We often talk about the accessibility and convenience of pharmacists and pharmacies, but this project took accessibility a step further by imbedding pharmacists into the communities where patients were. 

 
  Barber Wally Riddle takes the blood pressure of Ronald Victor, MD. Photo by Cedars-Sinai.

Dr. Victor was a champion for patient care and improving access through interventions which were team-based, pharmacist-led, and community-focused. He was one of the pioneers in proving that hypertension healthcare provided in convenient neighborhood settings could have a positive impact on the African American community, which has higher rates of hypertension, hypertension complications, and death. Sadly, he passed away in September 2018 after a battle with pancreatic cancer. 

This project also shows how a great idea blossoms into a broader standard of practice. Thanks to Dr.
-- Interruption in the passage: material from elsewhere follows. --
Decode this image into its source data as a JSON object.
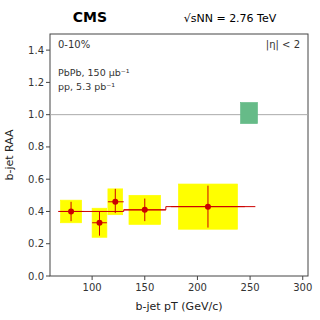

Victor and the pharmacist champions at Cedars-Sinai, this work continues today. Through NashvilleHealth, Vanderbilt, CVS-Aetna, and other partners, we were able to bring this project to Nashville in an effort to replicate the great results found through the research done at Cedars-Sinai.  

This project is a prime example of what our healthcare system should strive to be: patient-centered, team-based, and outcomes-driven. Thanks to your efforts, PQA is solidly focused on solving critical public health issues through improved medication use quality, which involves leveraging the accessibility and expertise of pharmacists as members of the healthcare team, promoting health equity, and addressing social determinants of health.  

Here are more details and results from the project:

  • Researchers recruited 319 African-American men ages 35 to 71 years whose baseline systolic blood pressure was higher than 140 mm Hg from 52 Los Angeles County barbershops.
  • Of the 309 men who completed the study, 132 were randomly assigned to receive monitoring and medication management from a pharmacist (intervention group) and 171 to receive encouragement from their barber on lifestyle recommendations and making doctor appointments (control group).
  • After six months, 64 percent of men in the intervention group had blood pressure in the normal range, compared with just 12 percent of the control group. In the intervention group, systolic blood pressure decreased from 153 mm Hg at baseline to 126 mm Hg, and diastolic blood pressure decreased by 18 mm Hg. In contrast, in the control group, systolic blood pressure decreased from 155 mm Hg to 145 mm Hg, and diastolic blood pressure dropped by 4 mm Hg.
  • At baseline, about one-half of participants in both groups were taking at least one blood pressure medication. After six months, 100 percent of those in the intervention group and 63 percent of those in the control group were taking blood pressure medications.